The invasion of Afghanistan was clearly a case where the U.S. and the Saudis, though bound by a strong relationship, had a divergence of self-interest.
"Either we sent too many troops, or we were wrong to send any at all," Hitchens goes on to say. That too is false. It is perfectly rational for someone to say, "I oppose going into Afghanistan, but if we're going to go in, then we'd better go all the way and do it right." Sorry, Bitchens.
Then Bitchens says that success in the Afghanistan campaign to which Moore has come around would have required a degree of ruthlessness that Moore and his ilk probably would not have been able to stomach. I disagree. Afghanistan is precisely where we were and are supposed to be ruthless, because that's, like, where the bad guys are.
The problem begins when you fight a "war of choice" in which you need to "win the hearts and minds" of the people whose country you're invading so that they regard you as "liberators" and not "oppressors," but then you dredge Baghad for insurgents indisriminately, scooping up innocent Iraqis, and apply those same ruthless tactics to them. That's Abu Ghraib. That's where those ruthless tactics become a problem. Not when you're breaking down Khalid Sheikh Mohammed. Not too many Americans have a problem with that.

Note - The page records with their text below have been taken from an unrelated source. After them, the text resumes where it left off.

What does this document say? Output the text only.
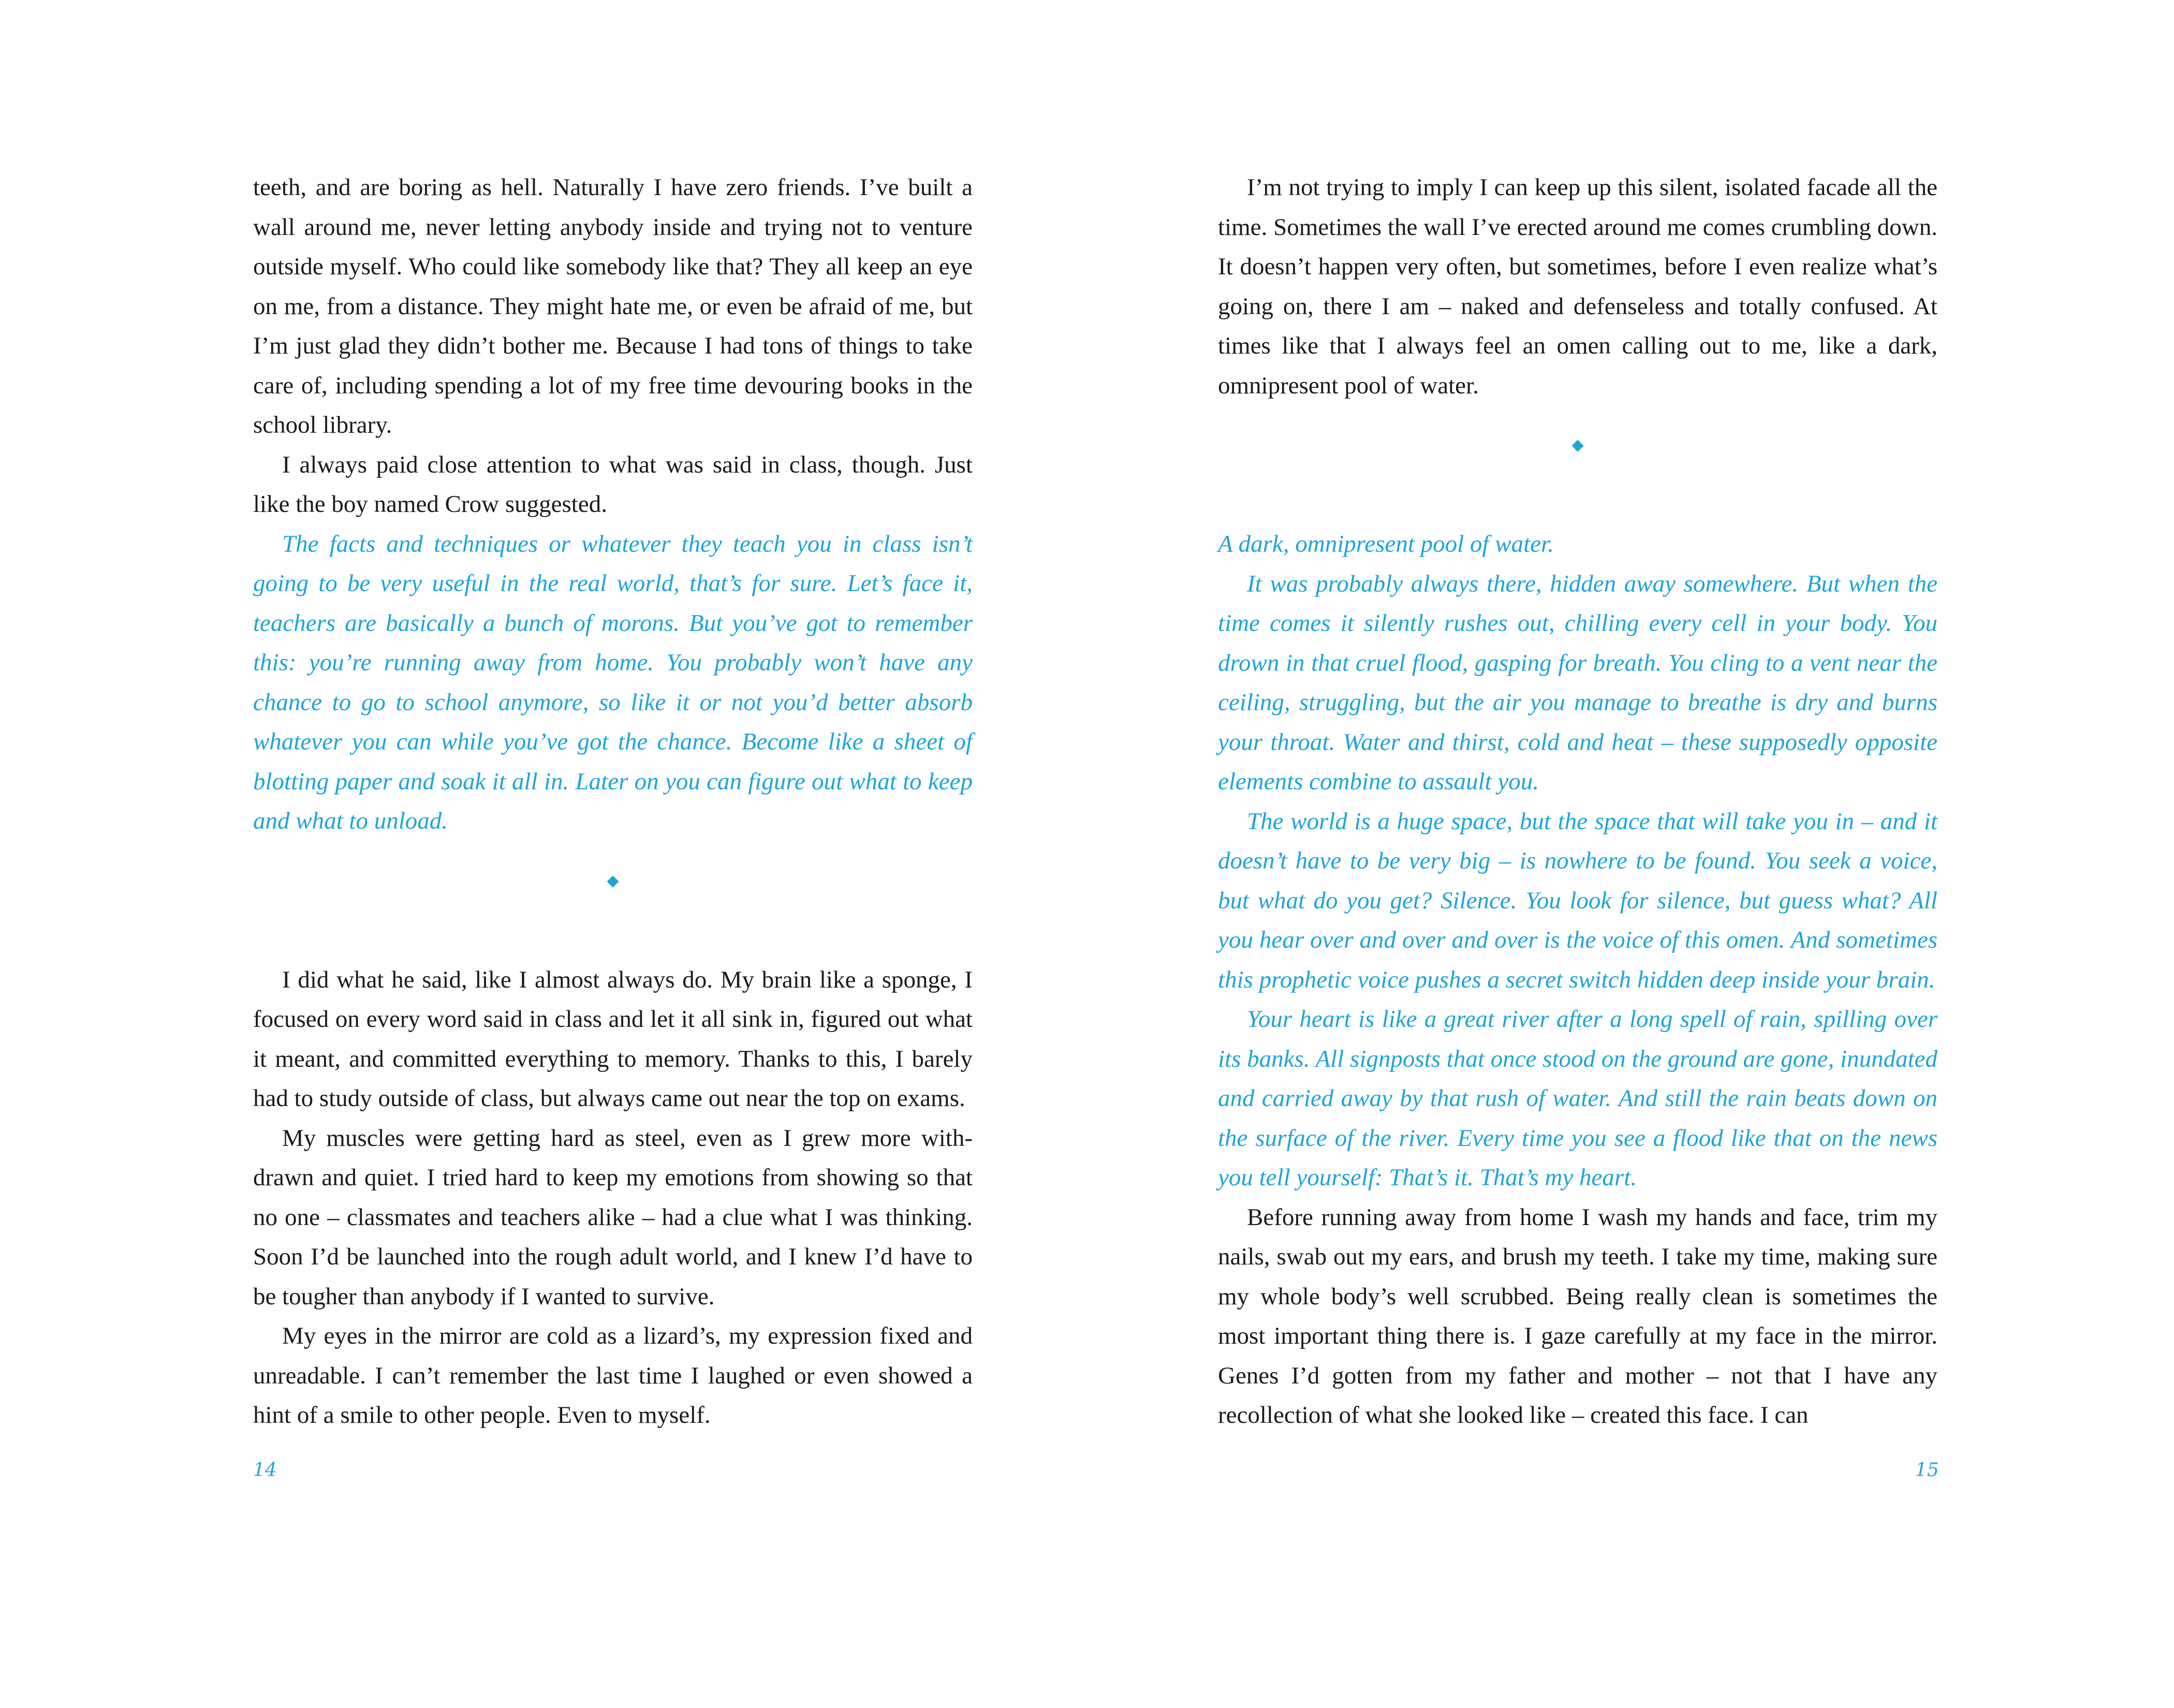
teeth, and are boring as hell. Naturally I have zero friends. I’ve built a wall around me, never letting anybody inside and trying not to venture outside myself. Who could like somebody like that? They all keep an eye on me, from a distance. They might hate me, or even be afraid of me, but I’m just glad they didn’t bother me. Because I had tons of things to take care of, including spending a lot of my free time devouring books in the school library.

I always paid close attention to what was said in class, though. Just like the boy named Crow suggested.

The facts and techniques or whatever they teach you in class isn’t going to be very useful in the real world, that’s for sure. Let’s face it, teachers are basically a bunch of morons. But you’ve got to remember this: you’re running away from home. You probably won’t have any chance to go to school anymore, so like it or not you’d better absorb whatever you can while you’ve got the chance. Become like a sheet of blotting paper and soak it all in. Later on you can figure out what to keep and what to unload.

◆

I did what he said, like I almost always do. My brain like a sponge, I focused on every word said in class and let it all sink in, figured out what it meant, and committed everything to memory. Thanks to this, I barely had to study outside of class, but always came out near the top on exams.

My muscles were getting hard as steel, even as I grew more withdrawn and quiet. I tried hard to keep my emotions from showing so that no one – classmates and teachers alike – had a clue what I was thinking. Soon I’d be launched into the rough adult world, and I knew I’d have to be tougher than anybody if I wanted to survive.

My eyes in the mirror are cold as a lizard’s, my expression fixed and unreadable. I can’t remember the last time I laughed or even showed a hint of a smile to other people. Even to myself.

I’m not trying to imply I can keep up this silent, isolated facade all the time. Sometimes the wall I’ve erected around me comes crumbling down. It doesn’t happen very often, but sometimes, before I even realize what’s going on, there I am – naked and defenseless and totally confused. At times like that I always feel an omen calling out to me, like a dark, omnipresent pool of water.

◆

A dark, omnipresent pool of water.

It was probably always there, hidden away somewhere. But when the time comes it silently rushes out, chilling every cell in your body. You drown in that cruel flood, gasping for breath. You cling to a vent near the ceiling, struggling, but the air you manage to breathe is dry and burns your throat. Water and thirst, cold and heat – these supposedly opposite elements combine to assault you.

The world is a huge space, but the space that will take you in – and it doesn’t have to be very big – is nowhere to be found. You seek a voice, but what do you get? Silence. You look for silence, but guess what? All you hear over and over and over is the voice of this omen. And sometimes this prophetic voice pushes a secret switch hidden deep inside your brain.

Your heart is like a great river after a long spell of rain, spilling over its banks. All signposts that once stood on the ground are gone, inundated and carried away by that rush of water. And still the rain beats down on the surface of the river. Every time you see a flood like that on the news you tell yourself: That’s it. That’s my heart.

Before running away from home I wash my hands and face, trim my nails, swab out my ears, and brush my teeth. I take my time, making sure my whole body’s well scrubbed. Being really clean is sometimes the most important thing there is. I gaze carefully at my face in the mirror. Genes I’d gotten from my father and mother – not that I have any recollection of what she looked like – created this face. I can

14	15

Then Hitchens goes on to describe the things that Moore left out of the film -- a litany of ways in which Afghanistan is now a country on the right track, with a highway being built from Kabul to Kandahar. Hey great! I'm going to go there tomorrow, but first I'll stop in Milan and buy a Lamborghini so I can cruise the K to K freeway in style. I'll don my Gucci sunglasses and wear my pink Polo shirt with the collar proudly erect. I'm sure that I will not be killed within 10 minutes.
According to what I see, and again, I just read the newspapers and surf the Internet, Afghanistan has, in the words of Jimmy Cliff, "a hard road to travel and a rough rough way to go," and they'd probably benefit from more of our economic and military aid, not less.
Whew! That's it for today. Looks like this is going to be a three parter.
*For instance, just the other day I was riding the 19-Polk bus and, for no reason, I yelled out, "Christopher Hitchens is a retard!", and the crayz, toothless old woman next to me appeared to drool in approval.